Wir sollen unsere tiefsten Sehnsüchte und Wünsche, unser gesamtes Leben an festmachen und uns nicht gedankenlos vom Strom der Erlebnisgesellschaft mitreißen lassen. Er schenkt uns das wahre Brot vom Himmel, um uns allen ein Leben in Fülle zu geben. Er will uns wirklich satt machen.

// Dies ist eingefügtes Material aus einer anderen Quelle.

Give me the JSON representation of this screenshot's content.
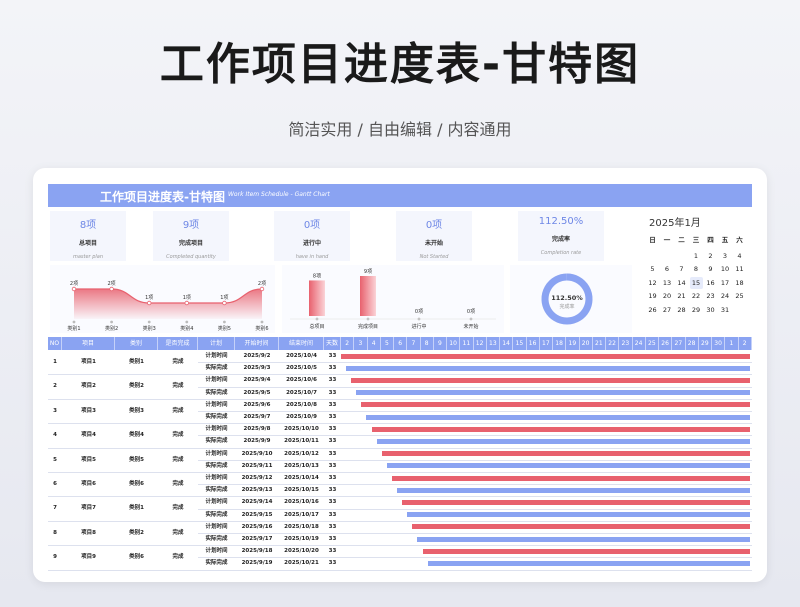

Er bietet sich selber an, indem er sagt: „Ich bin das Brot des Lebens; wer zu mir kommt, wird nicht mehr hungern, und wer an mich glaubt, wird nicht mehr durstig sein.“ Dieses Brot vom Himmel als Gabe Gottes an uns Menschen kann man sich nicht durch Arbeit und Leistung verdienen oder durch Geld in Form von Erlebnissen erkaufen. Einzig und allein wird hier von uns gefordert: Wir sollen uns vertrauensvoll der Wirklichkeit Gottes, die in Jesus Christus offenbar geworden ist, öffnen. Wir sind eingeladen, bereit zu sein. Unsere leeren Hände auszustrecken, um sie von Gott, der in Jesus Christus unser Bruder geworden ist, füllen zu lassen.  

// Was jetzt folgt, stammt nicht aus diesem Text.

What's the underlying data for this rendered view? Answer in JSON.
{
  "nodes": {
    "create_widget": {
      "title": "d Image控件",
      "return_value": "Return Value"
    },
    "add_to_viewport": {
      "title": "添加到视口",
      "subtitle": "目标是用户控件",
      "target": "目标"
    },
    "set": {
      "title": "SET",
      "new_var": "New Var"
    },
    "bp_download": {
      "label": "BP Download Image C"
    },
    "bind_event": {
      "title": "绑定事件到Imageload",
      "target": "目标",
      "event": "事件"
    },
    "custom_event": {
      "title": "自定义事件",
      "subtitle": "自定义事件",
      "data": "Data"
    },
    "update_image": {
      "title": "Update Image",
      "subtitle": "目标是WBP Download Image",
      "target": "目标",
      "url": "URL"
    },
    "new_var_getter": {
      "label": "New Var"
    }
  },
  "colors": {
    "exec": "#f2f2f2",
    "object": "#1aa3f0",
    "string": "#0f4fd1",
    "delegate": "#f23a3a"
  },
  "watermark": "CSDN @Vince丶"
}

Wenn wir uns als einzelne und als Gemeinde auf diesen Jesus immer wieder einlassen, sein Brot, was nicht vergänglich ist, uns in der Feier der Eucharistie erneut schenken lassen, dann werden wir durch solche Begegnungen und Zeichen der Zuwendung grundlegende Erfahrungen mit Gott machen, die über unseren Tod hinaus Bestand haben. Lesen und Hören des Wortes Gottes, Gebet, Gottesdienst sind Momente, wo uns dieses Brot geschenkt wird.  

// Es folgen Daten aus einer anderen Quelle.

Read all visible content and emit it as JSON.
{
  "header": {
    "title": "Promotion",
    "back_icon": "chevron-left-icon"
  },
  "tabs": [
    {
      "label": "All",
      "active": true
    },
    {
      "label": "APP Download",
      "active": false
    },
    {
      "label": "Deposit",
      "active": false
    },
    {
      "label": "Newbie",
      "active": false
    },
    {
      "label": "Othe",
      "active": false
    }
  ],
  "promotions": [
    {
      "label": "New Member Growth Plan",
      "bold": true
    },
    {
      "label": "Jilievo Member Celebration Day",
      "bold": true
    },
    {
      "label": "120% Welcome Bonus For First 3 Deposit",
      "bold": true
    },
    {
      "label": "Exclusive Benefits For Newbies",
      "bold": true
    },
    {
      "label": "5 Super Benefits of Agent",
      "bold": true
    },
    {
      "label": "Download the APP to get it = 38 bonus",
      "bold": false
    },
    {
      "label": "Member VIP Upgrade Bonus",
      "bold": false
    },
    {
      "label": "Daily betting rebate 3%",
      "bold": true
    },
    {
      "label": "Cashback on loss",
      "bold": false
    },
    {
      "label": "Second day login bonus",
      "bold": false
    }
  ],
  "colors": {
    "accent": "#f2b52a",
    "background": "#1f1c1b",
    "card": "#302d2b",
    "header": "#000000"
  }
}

Oft finden Menschen erst durch schmerzliche Erfahrungen von Ohnmacht und Ausweglosigkeit, von Leere und Sinnlosigkeit den Glauben an Jesus und folgen seiner Einladung. Aber in unserer Zeit machen sich viele Menschen auf den Weg, aus einer erlebnisfixierten Gesellschaft auszusteigen, um nach grundlegenden Erfahrungen zu suchen. Sie lassen sich auf tiefergehende religiös-spirituelle Erfahrungen ein und sind bereit, sich im Glauben Gott, dem Vater Jesu Christi, zu öffnen. Dass der Mensch nicht vom Brot allein leben kann, wird trotz einer scheinbar rein materialistischen Einstellung in unserer Gesellschaft vielen Menschen immer deutlicher. Gerade junge Menschen suchen nach „mehr“ als nur nach materiellen Werten, sie sind auf der Suche nach geistlichen Erfahrungen, nach einer Nahrung, die nicht nur kurze Zeit sättigt, sondern in Krisen und schweren Zeiten, ja sogar über den Tod hinaus Kraft gibt und stark macht. Der ökumenische Jugendtreff in Taizé als spirituelles Begegnungszentrum sei nur als Beispiel in diesem Zusammenhang genannt. 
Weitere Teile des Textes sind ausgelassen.